My husband is 64 with cardiac history with both his mother and father...he recently complained of some mild L arm pain with exertion, has had some shortness of breath and increased fatigue, but no chest pain, pressure, palpitations, etc...PCP did a resting EKG which was unchanged...he then had a plain stress test which resulted in him being able to achieve his target heart rate with mild shortness of breath and L shoulder discomfort at peak exercise...resting BP was 124/76...peak BP was 180/80...heart rate increase to a maximum of 136 beats/min...rate pressure product 24,480...no ectopic beats or arrhythmias were observed...at peak exercise the ST-segments were isoelectric, however in the early recovery period he developed up to 1.5mm horizontal ST depression in leads II, III, aVF and V4 through V6 with ST-segments finally normalizing in the late recovery period...Conclusion indicated EKG changes reach criteria for mild-to-moderate ischemia in the inferolateral leads noted in the recovery period....the length of the test was 9 minutes 30 seconds.
He was started on bisoprolol fumarate 5mg 1/2 tab @ HS and 6 days later had a nuclear stress test performed.(held the beta blocker the night before the test) with the following results: Baseline EKG: sinus rhythm at 55 beats/min, borderline left atrial enlargement...nonspecific T-wave abnormality in 3 and aVF...early transition point...early re-polarization pattern. The nuclear test was terminated at target heart rate (my husband said it took him longer to reach during this test and the time frame was 12 minutes 30 seconds)...he had no chest pain or left shoulder discomfort...resting BP was 114/72 with peak BP of 152/80...heart rate increased to a maximum of 133 beats/min (85% of age predicted maximal) rate pressure product was 20,216...several isolated PVC's occurred...no complex ectopy or arrhythmia was noted...at peak stress there was up to 1 mm upsloping ST depression in II, III. aVF and V3-V6 which resolved in the early recovery period...there was normal homogenous radioisotope uptake in all left ventricular wall segments in both the stress and rest images (SSS = 1, SDS = 1)...Gated SPECT: Normal regional wall systolic motion and wall thickening. Rest LVEF 67%...post stress LVEF 58%. TID, LHR and LVEDV are within normal limits...functional capacity increased by 12%...EKG changes no longer reached criteria for ischemia.

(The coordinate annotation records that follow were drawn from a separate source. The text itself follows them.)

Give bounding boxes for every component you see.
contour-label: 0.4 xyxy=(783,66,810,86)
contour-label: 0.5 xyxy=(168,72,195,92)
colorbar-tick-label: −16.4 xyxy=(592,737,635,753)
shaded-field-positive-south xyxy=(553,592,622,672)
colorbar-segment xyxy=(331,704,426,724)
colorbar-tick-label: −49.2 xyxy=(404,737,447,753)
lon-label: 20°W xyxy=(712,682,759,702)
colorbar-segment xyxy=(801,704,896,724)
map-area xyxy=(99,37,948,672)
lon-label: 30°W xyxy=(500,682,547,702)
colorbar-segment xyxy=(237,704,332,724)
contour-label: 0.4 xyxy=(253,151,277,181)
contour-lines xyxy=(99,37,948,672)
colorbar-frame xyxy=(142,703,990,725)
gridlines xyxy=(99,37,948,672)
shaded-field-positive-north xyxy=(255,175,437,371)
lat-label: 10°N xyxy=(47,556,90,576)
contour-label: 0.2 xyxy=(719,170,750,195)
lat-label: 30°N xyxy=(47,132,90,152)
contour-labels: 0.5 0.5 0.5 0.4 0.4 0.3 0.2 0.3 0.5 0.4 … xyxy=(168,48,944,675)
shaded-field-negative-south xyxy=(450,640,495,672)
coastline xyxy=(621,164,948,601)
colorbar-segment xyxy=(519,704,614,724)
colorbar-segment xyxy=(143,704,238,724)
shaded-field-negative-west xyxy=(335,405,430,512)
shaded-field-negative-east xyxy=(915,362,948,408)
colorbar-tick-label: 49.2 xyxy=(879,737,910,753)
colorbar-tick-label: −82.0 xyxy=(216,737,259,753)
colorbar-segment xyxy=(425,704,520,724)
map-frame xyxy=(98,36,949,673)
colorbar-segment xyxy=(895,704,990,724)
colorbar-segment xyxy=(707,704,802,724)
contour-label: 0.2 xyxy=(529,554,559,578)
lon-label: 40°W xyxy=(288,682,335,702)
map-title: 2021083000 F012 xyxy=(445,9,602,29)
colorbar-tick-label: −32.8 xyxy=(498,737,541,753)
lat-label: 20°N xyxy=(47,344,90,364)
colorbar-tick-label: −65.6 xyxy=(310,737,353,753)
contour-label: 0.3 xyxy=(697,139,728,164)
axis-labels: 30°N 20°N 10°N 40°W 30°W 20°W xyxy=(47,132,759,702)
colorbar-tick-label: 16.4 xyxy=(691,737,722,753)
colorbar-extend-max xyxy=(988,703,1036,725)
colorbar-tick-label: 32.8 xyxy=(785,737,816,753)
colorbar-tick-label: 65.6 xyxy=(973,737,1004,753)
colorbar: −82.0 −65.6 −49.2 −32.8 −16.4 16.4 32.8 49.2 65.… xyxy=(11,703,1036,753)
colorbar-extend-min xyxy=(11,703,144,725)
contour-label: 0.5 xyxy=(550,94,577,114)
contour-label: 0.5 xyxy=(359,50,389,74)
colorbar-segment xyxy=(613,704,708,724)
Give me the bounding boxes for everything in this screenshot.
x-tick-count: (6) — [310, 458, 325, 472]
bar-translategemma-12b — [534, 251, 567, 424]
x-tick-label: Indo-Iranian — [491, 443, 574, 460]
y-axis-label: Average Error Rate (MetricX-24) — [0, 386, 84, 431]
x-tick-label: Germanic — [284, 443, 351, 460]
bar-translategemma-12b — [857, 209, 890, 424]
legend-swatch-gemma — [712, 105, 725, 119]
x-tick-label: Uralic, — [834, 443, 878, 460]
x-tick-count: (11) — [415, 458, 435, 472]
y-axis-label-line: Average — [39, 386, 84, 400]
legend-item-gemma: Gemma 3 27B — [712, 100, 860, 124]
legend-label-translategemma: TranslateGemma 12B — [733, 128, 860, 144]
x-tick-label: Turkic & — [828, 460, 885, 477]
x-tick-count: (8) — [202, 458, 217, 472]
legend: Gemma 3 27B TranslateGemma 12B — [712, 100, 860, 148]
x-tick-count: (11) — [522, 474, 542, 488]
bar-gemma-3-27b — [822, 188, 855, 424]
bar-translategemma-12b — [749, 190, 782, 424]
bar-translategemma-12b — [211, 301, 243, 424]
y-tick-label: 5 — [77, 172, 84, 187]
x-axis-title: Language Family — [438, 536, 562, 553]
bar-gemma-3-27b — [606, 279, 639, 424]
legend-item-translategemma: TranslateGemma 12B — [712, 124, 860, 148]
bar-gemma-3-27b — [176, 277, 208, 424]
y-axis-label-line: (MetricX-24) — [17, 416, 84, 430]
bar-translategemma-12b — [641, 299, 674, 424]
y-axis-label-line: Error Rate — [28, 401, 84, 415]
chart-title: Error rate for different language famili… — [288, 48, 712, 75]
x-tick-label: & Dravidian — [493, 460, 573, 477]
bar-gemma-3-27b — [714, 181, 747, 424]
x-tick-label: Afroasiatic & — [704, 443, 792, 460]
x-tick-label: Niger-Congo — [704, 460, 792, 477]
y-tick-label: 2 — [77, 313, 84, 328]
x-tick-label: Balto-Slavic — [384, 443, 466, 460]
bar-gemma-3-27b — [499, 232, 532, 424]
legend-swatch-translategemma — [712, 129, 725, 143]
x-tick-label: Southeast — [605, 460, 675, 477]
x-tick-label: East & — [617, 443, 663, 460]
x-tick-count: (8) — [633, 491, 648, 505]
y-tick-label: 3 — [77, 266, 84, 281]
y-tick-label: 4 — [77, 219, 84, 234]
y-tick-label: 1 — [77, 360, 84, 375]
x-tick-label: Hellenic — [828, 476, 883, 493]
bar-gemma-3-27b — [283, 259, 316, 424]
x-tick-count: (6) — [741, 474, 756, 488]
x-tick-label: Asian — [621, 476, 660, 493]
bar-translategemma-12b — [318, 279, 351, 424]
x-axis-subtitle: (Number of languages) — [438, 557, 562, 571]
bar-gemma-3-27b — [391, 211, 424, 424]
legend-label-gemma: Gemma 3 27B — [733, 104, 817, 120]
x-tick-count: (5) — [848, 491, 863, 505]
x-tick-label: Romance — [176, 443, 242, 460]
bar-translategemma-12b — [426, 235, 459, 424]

My question is about the beta blocker and its effect on the nuclear stress test...could it be masking an existing issue? Should a cardiac catheterization be done? What about the ST-segment depression in the recovery phase on the plain stress test? Is that significant for CAD? I am a nurse, but not well experienced with cardiac testing...the current treatment was for my husband to return to all former activity and continue on the beta blocker with a follow-up in one month.
Can you help us make sense of this as the cardiologist, who seemed quite concerned following the plain stress test, was rather unconcerned and brief with his explanation to us following the nuclear stress test.
I think that the very low dose of beta-blocker (which was held) would be rather unlikely to result in a false negative test - it's possible, but very unlikely.
Generally, the nuclear imaging is felt to have higher sensitivity and specificity than the ECG alone - so if the imaging was normal, cardiologists generally feel pretty comfortable with that.
But it's important to remember that these tests aren't perfect. If you or the doctor have a high index of suspicion that this is coronary disease, further noninvasive testing (like a stress echo) or even an angiogram could be warranted.